Bernhard Rothmann. Tengo delante de mí el valor, la rabia, los cojones, la fuerza inmensa de una fe que no encontraba desde hacía mucho tiempo. Magister, si estuvieras aquí ahora, si la cosa hubiera acabado de distinto modo, tal vez tendrías la sensación de que no todo se perdió, de que algo, arrastrándose y resurgiendo de las cenizas, ha sobrevivido y sirve de abono a una nueva tierra. ¿Cien, doscientos? No me acuerdo ya de cómo se cuentan las multitudes, tal como tú me habías enseñado; lo he olvidado. He olvidado la fuerza, Magister, y tú no puedes enseñarme nada. Soy otro, quizá un hijo de puta, desilusionado y rabioso, y sin embargo por primera vez, después de tantos años, estoy en el lugar adecuado. Había que llegar a esto, a nada más, a esta verdad: no hay fe sin conflicto.

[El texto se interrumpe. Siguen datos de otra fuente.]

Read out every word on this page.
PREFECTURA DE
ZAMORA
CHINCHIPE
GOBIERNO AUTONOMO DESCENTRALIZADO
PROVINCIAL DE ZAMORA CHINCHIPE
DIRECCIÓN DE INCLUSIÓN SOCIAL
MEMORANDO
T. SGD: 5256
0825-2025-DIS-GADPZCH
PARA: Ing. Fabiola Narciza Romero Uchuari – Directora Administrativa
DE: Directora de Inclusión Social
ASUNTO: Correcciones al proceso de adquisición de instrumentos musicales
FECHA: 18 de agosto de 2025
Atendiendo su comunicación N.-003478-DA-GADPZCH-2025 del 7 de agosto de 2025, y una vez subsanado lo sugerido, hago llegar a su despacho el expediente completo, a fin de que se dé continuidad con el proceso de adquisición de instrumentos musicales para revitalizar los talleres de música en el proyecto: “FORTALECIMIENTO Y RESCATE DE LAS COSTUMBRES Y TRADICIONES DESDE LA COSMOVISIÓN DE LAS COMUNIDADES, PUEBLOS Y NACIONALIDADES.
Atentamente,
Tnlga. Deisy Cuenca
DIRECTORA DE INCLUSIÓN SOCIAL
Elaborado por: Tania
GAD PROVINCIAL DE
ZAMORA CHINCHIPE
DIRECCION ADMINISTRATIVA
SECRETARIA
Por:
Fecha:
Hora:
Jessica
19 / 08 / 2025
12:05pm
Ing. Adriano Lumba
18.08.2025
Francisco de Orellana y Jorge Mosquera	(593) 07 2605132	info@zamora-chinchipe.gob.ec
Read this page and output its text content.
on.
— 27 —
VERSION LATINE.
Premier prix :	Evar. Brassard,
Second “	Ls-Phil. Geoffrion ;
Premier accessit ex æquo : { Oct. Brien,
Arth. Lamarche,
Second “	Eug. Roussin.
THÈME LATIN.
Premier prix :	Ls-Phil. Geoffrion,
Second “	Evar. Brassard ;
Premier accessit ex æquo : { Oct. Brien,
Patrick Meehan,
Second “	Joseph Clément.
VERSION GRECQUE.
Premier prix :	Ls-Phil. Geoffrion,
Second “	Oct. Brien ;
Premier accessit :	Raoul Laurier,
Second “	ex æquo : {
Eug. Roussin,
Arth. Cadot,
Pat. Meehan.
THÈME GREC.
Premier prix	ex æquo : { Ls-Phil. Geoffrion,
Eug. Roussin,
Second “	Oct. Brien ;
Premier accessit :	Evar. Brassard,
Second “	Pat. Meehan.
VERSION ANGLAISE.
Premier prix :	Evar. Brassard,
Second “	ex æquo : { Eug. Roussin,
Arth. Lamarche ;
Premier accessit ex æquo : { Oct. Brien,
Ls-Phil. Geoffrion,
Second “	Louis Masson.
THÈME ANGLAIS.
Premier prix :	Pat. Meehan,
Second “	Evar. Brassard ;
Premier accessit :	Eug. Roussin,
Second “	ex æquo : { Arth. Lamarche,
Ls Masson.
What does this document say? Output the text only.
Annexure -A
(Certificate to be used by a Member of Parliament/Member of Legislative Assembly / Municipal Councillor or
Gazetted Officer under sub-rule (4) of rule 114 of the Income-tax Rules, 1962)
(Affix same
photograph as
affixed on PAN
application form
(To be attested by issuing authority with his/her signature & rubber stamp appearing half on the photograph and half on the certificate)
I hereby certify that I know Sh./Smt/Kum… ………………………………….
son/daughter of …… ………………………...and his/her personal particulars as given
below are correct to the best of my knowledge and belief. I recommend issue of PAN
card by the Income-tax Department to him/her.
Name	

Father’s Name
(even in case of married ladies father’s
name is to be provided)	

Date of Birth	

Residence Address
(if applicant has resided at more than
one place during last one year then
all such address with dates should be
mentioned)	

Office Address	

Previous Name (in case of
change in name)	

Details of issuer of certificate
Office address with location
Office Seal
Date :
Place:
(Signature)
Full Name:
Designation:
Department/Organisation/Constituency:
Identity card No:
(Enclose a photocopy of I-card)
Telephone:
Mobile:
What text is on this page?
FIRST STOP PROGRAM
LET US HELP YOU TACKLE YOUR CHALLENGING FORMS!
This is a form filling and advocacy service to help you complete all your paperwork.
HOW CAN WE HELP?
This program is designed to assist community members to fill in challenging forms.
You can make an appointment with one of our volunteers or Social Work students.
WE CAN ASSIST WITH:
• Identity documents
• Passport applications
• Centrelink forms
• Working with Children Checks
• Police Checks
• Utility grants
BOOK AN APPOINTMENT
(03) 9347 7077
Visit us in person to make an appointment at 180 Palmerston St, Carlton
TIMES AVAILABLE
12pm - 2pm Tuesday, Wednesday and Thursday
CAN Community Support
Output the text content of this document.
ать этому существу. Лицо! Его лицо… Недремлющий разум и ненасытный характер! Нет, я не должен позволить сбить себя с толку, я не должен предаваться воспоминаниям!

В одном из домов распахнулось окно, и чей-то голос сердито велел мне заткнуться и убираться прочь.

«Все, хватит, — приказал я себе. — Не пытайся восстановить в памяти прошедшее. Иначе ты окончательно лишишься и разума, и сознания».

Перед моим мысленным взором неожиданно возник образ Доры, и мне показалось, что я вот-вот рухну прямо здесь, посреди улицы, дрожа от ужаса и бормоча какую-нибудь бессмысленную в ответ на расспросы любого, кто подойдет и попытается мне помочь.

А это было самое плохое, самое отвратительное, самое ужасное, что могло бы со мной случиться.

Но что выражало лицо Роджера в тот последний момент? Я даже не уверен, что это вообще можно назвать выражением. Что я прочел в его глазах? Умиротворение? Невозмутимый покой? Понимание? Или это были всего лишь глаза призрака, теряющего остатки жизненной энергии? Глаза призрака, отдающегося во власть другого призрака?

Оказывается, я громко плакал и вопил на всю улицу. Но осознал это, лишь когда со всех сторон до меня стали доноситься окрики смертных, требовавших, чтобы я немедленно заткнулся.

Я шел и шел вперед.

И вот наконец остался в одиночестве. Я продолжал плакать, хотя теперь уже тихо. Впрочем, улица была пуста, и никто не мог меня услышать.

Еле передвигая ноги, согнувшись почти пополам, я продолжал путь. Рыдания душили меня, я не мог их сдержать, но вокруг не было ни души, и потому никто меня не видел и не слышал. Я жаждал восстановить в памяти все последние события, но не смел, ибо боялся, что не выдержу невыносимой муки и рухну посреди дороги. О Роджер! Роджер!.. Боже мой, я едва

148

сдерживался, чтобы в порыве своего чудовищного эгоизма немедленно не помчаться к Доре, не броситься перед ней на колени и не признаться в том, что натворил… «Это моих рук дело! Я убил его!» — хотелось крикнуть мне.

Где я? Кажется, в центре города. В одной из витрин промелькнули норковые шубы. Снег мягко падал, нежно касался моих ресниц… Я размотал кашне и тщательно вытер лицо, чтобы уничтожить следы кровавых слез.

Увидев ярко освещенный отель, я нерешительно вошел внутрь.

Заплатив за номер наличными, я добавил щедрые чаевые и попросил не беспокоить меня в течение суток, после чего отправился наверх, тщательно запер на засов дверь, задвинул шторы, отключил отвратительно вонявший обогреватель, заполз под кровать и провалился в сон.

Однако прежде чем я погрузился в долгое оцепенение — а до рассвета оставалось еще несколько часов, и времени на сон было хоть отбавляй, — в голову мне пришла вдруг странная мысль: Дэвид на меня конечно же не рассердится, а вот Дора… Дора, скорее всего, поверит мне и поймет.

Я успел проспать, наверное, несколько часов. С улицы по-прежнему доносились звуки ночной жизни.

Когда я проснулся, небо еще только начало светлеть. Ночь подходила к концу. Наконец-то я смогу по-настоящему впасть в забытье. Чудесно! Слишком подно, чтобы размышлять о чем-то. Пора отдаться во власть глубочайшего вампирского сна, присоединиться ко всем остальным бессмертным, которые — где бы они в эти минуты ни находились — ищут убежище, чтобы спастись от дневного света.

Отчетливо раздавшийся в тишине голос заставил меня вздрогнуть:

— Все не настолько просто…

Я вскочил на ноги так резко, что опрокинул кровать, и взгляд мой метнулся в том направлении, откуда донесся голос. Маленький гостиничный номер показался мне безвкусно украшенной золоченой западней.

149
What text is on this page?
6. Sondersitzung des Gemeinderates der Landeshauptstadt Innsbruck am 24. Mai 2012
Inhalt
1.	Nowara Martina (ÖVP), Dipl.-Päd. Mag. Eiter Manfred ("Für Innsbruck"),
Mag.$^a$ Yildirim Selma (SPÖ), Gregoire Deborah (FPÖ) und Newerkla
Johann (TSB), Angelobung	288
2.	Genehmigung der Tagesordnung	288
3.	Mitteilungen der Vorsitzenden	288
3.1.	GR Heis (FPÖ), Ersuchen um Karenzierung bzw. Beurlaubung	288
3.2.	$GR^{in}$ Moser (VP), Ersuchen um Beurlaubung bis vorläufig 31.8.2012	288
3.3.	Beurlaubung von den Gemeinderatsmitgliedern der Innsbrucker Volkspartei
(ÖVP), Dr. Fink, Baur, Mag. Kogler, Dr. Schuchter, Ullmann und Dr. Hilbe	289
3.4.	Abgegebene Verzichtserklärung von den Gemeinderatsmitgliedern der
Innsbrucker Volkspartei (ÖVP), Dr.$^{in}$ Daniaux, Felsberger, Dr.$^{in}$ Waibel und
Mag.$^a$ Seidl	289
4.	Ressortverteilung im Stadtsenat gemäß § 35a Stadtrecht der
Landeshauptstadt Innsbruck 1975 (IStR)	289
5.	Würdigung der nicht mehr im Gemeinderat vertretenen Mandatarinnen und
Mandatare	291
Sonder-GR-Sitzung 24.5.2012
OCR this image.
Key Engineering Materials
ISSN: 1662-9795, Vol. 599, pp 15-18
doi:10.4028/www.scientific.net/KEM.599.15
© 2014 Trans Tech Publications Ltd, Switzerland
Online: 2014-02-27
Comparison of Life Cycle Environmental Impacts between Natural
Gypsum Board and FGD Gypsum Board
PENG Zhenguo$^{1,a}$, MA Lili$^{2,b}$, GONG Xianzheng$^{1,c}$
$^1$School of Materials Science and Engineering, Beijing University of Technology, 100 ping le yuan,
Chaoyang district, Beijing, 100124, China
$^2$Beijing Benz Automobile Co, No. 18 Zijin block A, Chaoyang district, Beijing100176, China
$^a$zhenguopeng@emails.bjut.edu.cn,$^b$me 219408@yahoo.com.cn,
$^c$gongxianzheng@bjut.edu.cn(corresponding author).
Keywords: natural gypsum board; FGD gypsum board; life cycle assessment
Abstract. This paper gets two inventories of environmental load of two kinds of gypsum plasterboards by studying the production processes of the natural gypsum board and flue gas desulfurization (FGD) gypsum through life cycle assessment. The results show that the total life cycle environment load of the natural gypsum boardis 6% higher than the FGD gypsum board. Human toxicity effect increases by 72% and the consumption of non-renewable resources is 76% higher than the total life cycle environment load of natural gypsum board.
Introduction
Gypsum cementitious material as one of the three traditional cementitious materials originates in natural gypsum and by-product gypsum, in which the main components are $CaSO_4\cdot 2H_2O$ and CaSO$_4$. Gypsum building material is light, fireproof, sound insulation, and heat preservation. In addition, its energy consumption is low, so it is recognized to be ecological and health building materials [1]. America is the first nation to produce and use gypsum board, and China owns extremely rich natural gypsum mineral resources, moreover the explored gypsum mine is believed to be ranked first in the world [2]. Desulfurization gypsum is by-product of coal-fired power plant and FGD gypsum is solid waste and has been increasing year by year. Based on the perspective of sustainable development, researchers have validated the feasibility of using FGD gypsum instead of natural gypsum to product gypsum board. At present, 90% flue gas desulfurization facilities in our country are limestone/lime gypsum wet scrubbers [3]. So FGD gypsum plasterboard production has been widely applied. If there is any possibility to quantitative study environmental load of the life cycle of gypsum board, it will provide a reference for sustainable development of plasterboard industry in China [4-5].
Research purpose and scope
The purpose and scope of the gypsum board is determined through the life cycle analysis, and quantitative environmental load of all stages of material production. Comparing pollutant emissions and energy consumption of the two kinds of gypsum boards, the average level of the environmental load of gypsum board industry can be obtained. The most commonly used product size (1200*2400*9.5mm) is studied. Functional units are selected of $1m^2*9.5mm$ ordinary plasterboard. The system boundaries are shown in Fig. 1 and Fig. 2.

Así ha sido siempre y, aunque se me da una higa mi fe, hoy vuelve a arder algo que había perdido en la llanura de mayo. Y es la certidumbre que me habías dado: nunca liberaremos nuestros espíritus sin antes liberar nuestros cuerpos. Y si no lo logramos, no sabremos qué hacer de estos cuerpos: son tiempos en los que la miseria y la horca no son cosas tan distintas. Y entonces vale de nuevo la pena sacudirse el yugo y aceptar cuanto el destino nos tenga reservado al final. Lucharemos una vez más. De nuevo. O moriremos en el intento.